Klimaschutz

Lachgas - gar nicht lustig beim Dünger


Erfinder Uwe Jantsch stoppt jetzt das aggressive Treibhausgas

Hanau. Lachgas, das klingt so harmlos. Kurpfuscher nutzten die Kicherdroge einst als Narkosemittel und traten damit im Zirkus und auf Jahrmärkten auf. Tatsächlich ist das farblose Gas, das als Nebenprodukt bei der Düngemittel-Produktion entsteht, ein echter Klimakiller. Zum Glück hat der Edelmetall- und Technologiekonzern He­raeus jetzt einen Katalysator dagegen entwickelt.

Das Gas entsteht bei Düngerproduktion

Denn die Weltbevölkerung wächst rasant. Und ohne Dünger lässt sich für sie kaum genug Nahrung produzieren. Doch bei der Herstellung entweichen aus den Schornsteinen der weltweit gut 600 Düngemittel-Fabriken jährlich 1,2 Millionen Tonnen Lachgas. Und das ist 310-mal so schädlich für das Klima wie das Treibhausgas Kohlendioxid (CO2).

Umgerechnet auf Autos entspricht die Menge dem CO2-Ausstoß von 80 Millionen Fahrzeugen. Bei ihnen kann man Schadstoffe mit Hilfe von Katalysatoren bekanntlich in unkritische Abgase umwandeln. „Bei der Düngemittel-Produktion funktioniert es ähnlich, nur um einige Nummern größer“, erklärt Chemie-Ingenieur Uwe Jantsch, der das Katalysator-System gemeinsam mit einem Team entwickelt hat.

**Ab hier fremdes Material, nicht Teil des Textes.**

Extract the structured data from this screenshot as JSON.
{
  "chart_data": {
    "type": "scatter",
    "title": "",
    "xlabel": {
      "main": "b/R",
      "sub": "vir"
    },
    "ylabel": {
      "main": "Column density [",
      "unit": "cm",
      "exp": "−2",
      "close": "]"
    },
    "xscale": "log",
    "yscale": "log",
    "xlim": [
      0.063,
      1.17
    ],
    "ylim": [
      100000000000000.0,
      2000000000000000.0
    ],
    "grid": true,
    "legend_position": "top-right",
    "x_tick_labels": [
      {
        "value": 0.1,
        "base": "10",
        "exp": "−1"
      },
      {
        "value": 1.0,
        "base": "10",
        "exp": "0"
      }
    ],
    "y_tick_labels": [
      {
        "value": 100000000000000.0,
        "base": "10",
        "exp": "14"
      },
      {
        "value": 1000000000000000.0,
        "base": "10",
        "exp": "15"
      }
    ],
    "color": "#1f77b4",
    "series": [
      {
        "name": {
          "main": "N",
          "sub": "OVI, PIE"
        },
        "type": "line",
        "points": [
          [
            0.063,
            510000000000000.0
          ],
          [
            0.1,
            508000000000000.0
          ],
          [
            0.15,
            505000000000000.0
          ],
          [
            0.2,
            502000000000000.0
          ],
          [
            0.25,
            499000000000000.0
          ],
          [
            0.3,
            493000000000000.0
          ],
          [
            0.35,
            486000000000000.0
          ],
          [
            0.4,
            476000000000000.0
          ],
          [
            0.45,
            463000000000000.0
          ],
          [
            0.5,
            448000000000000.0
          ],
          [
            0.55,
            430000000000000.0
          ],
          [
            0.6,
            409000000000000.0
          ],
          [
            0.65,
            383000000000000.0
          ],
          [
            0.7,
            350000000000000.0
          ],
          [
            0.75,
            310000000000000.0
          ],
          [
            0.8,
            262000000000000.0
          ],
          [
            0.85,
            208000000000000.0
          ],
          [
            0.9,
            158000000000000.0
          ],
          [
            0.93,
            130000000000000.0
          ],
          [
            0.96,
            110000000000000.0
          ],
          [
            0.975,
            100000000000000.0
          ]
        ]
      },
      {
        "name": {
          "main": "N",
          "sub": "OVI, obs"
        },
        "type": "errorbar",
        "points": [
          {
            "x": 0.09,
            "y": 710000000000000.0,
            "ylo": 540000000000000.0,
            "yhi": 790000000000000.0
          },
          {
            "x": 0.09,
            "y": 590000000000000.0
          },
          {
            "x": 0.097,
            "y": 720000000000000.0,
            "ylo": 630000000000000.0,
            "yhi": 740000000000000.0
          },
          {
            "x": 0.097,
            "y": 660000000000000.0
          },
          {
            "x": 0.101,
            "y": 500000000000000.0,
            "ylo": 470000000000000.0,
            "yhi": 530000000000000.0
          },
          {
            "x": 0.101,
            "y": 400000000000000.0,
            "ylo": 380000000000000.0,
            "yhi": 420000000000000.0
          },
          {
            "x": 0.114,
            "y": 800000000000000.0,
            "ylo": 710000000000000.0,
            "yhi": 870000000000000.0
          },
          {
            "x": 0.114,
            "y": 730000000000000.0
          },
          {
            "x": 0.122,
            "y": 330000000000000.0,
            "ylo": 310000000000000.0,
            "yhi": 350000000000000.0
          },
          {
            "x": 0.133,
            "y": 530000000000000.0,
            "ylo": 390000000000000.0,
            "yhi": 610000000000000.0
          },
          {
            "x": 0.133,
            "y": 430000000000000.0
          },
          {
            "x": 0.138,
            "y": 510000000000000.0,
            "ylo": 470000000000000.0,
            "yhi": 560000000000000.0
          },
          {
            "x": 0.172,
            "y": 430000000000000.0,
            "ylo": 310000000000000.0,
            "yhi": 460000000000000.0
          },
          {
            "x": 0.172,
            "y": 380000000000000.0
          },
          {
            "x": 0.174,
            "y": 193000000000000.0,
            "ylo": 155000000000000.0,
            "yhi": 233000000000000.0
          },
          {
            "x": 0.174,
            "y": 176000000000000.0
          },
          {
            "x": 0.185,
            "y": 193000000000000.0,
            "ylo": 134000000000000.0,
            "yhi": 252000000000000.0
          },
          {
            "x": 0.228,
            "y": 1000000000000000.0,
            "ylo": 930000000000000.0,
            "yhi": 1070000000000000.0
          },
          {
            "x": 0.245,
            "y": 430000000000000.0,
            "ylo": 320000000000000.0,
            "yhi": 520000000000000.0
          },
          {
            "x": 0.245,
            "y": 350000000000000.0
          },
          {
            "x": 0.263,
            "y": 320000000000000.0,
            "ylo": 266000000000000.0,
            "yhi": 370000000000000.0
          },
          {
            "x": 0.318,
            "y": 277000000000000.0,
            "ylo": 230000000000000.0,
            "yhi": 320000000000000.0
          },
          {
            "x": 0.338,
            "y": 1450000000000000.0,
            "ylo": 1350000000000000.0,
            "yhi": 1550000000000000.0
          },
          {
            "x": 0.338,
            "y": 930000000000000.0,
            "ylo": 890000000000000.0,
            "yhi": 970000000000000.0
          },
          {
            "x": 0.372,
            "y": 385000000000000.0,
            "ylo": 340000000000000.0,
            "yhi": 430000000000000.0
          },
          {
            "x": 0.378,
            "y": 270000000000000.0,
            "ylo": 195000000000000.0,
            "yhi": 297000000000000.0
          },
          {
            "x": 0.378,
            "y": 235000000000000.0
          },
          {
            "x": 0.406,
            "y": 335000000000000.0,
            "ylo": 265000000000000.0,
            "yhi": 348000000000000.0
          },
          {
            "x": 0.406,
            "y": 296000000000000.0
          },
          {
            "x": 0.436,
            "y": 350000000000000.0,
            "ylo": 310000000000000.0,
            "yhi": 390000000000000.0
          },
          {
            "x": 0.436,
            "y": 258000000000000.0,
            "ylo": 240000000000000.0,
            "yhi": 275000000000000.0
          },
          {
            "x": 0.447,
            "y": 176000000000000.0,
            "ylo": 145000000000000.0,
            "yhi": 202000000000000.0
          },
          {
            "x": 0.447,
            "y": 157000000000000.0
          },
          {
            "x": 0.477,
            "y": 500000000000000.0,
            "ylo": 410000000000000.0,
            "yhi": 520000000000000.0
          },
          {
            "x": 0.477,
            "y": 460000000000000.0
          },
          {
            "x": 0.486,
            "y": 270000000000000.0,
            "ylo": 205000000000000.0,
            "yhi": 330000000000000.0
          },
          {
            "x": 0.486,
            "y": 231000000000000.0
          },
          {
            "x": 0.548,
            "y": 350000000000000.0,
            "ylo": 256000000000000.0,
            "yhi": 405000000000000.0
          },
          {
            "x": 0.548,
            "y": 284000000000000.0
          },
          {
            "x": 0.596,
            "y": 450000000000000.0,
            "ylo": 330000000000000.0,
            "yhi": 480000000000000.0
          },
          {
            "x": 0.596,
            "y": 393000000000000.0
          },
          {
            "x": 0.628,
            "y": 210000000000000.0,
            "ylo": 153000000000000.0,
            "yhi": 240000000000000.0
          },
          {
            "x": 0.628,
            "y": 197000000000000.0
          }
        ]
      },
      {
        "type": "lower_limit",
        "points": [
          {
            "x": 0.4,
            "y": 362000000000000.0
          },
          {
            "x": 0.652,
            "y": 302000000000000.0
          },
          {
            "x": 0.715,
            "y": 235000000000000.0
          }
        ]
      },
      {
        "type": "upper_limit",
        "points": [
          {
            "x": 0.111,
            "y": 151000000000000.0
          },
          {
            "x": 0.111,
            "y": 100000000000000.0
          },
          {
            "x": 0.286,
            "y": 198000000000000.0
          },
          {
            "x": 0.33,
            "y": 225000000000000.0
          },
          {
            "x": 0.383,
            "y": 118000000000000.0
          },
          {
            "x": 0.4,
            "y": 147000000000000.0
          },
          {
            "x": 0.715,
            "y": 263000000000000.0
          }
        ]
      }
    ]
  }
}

Doch wie funktioniert das System? Es setzt schon bei der Produktion von Düngemitteln an. Dazu leitet man Ammoniak und Luft über 900 Grad heiße riesige Platinnetze, die Heraeus ebenfalls herstellt. An ihnen reagieren die Gase miteinander und verbinden sich zu Vorprodukten der Salpetersäure. Als Nebenprodukt entsteht dabei das Lachgas.

Jantsch und seine Leute fanden heraus, dass eine Prise Rhodium und andere Edelmetalle im Platinnetz viel weniger Lachgas entstehen lassen. Um nun das unerwünschte Gas nahezu komplett zu beseitigen, setzt Jantsch mit der Erfindung des Mehrstufen-Katalysators dem System im wahrsten Sinne des Wortes „die Krone“ auf: Er entwickelte ein Anti-Lachgas-Granulat.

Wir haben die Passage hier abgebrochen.